Costa and Turan would be significant absences. However, even when they were substituted against Barcelona last weekend, Atletico ended up with the XI that had beaten the Catalan club in the second leg of the Champions League quarter-final. While Atletico's 18-man squad isn't the most impressive in terms of depth, they can cope with a couple of absences. The defensive quartet, and the midfield duo, will remain unchanged.
Strength: If they're without both Costa and Turan, Atletico might find their best opportunities come from set-pieces. They'll have to be extremely careful about how many men they commit forward, considering that Real's counter-attacking can be at its most lethal in these situations, but as Diego Godin's header at the Camp Nou last weekend demonstrated, Atletico can prosper from dead ball situations.
Don't rule out clever training ground moves, either; Atletico have continually passed some clever free-kicks around the wall to manufacture great scoring opportunities from close-range situations. If Real commit fouls in dangerous positions, they may be punished.
Weakness: If Costa doesn't make it, Atletico may struggle for goals from open play. The Brazilian-turned-Spaniard netted 35 percent of Atletico's goals in La Liga this season, and there would be a huge responsibility on Villa's shoulders to compensate.
Unfortunately, Villa isn't the lethal finisher of old, has lost some of his pace and hasn't scored in his last 14 appearances.
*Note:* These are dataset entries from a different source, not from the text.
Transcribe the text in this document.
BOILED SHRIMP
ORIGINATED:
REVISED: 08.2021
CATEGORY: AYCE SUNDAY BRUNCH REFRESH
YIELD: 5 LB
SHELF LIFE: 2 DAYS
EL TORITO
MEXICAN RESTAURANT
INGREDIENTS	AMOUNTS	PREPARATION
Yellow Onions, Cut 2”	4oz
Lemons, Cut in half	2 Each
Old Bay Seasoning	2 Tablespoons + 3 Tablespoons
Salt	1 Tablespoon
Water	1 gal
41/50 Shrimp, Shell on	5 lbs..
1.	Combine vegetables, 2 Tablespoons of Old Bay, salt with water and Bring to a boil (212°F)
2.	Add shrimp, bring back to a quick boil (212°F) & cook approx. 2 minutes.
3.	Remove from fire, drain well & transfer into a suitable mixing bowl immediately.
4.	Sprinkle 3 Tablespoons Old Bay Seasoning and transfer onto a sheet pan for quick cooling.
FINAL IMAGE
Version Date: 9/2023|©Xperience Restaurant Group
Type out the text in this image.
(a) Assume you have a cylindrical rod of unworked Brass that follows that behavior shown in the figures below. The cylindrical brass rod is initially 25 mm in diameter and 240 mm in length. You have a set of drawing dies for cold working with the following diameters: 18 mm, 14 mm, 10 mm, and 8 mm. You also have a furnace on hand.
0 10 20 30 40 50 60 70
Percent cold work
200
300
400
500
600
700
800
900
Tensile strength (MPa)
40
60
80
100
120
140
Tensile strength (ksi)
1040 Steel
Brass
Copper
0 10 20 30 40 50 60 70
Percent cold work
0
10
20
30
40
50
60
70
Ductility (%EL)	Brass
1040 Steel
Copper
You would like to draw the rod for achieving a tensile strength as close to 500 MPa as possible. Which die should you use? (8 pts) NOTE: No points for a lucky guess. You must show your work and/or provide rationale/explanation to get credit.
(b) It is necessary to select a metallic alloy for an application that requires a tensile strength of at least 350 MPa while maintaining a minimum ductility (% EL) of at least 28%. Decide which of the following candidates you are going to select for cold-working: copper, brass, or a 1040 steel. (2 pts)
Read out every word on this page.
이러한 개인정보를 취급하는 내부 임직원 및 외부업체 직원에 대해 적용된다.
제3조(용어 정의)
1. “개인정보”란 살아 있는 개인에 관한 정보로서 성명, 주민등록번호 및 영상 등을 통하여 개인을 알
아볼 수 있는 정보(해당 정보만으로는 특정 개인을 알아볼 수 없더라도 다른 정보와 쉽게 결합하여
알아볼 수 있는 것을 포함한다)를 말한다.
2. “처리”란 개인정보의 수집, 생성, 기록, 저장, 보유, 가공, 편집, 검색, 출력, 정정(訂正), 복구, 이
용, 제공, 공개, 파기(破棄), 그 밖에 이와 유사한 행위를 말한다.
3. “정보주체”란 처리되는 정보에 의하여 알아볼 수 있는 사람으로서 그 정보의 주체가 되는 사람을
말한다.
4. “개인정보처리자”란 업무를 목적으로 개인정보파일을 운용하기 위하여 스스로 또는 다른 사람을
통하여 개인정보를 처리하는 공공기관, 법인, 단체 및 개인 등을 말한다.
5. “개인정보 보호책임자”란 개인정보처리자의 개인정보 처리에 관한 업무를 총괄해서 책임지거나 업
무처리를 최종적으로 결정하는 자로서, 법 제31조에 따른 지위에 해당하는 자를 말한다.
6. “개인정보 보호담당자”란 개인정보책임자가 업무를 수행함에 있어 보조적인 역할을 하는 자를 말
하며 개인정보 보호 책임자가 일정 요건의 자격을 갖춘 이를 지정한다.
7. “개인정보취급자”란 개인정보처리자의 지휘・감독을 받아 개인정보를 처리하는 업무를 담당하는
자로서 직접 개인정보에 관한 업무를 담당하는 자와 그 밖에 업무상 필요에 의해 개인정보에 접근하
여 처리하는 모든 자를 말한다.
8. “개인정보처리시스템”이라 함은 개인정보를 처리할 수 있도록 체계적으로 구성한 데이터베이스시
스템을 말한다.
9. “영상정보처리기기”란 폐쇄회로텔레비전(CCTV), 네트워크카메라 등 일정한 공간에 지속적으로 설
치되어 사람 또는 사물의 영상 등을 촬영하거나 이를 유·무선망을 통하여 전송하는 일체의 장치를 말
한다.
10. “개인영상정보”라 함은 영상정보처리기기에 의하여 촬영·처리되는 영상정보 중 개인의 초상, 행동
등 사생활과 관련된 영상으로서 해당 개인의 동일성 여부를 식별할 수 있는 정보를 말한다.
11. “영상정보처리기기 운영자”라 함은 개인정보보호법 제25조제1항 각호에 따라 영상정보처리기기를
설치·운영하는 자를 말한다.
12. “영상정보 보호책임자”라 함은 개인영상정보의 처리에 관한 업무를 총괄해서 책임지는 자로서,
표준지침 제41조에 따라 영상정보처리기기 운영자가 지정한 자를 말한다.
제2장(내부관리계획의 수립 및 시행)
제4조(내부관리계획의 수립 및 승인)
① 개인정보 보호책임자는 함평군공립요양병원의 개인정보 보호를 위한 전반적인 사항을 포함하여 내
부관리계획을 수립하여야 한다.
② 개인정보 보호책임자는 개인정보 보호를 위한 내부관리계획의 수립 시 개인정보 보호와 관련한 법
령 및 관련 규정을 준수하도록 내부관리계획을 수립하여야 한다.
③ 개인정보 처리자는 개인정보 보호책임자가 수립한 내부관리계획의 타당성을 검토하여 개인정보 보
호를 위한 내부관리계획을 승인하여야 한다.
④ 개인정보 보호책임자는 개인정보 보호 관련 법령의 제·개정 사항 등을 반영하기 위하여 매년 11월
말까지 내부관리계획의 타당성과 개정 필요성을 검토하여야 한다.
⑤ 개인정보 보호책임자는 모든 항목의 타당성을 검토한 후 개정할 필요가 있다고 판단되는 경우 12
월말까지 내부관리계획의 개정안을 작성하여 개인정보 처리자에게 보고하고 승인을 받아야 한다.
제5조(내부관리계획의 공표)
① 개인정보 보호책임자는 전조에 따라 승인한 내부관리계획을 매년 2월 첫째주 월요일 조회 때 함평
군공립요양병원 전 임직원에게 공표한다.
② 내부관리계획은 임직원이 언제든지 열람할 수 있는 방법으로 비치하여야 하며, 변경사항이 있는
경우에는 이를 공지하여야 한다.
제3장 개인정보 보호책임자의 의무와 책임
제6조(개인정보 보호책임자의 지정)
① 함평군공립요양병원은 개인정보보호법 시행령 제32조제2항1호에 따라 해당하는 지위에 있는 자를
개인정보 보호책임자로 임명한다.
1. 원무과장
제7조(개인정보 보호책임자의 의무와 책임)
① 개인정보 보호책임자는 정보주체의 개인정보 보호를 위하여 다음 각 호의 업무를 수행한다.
Probable strike partner Adrian has managed just three goals all season. Atletico should have battered Barcelona in the quarter-final -- they might have been 4-0 up by half-time -- but instead scored just one goal and were hanging on at the end. One goal might do it in Lisbon, but will they get it?
Key battle: Luka Modric vs. Gabi
With no Alonso, Modric will be charged with starting Real's attacks from the centre of midfield and more than any other player on the pitch, he's a potential tempo-setter. If Gabi can push up and close him down, preventing him from turning, Atletico will find themselves on top. If Modric can skip past the challenges with ease, however, Real should have plenty of chances to attack.
In a purely technical sense he hasn't been Atletico Madrid's best performer this season, but Gabi epitomises everything about Simeone's side. His hunger, work rate, tackling skills and his refusal to be overawed by superior footballers means that he's a consistent source of inspiration for his teammates. One more great performance and Atletico can clinch an improbable double.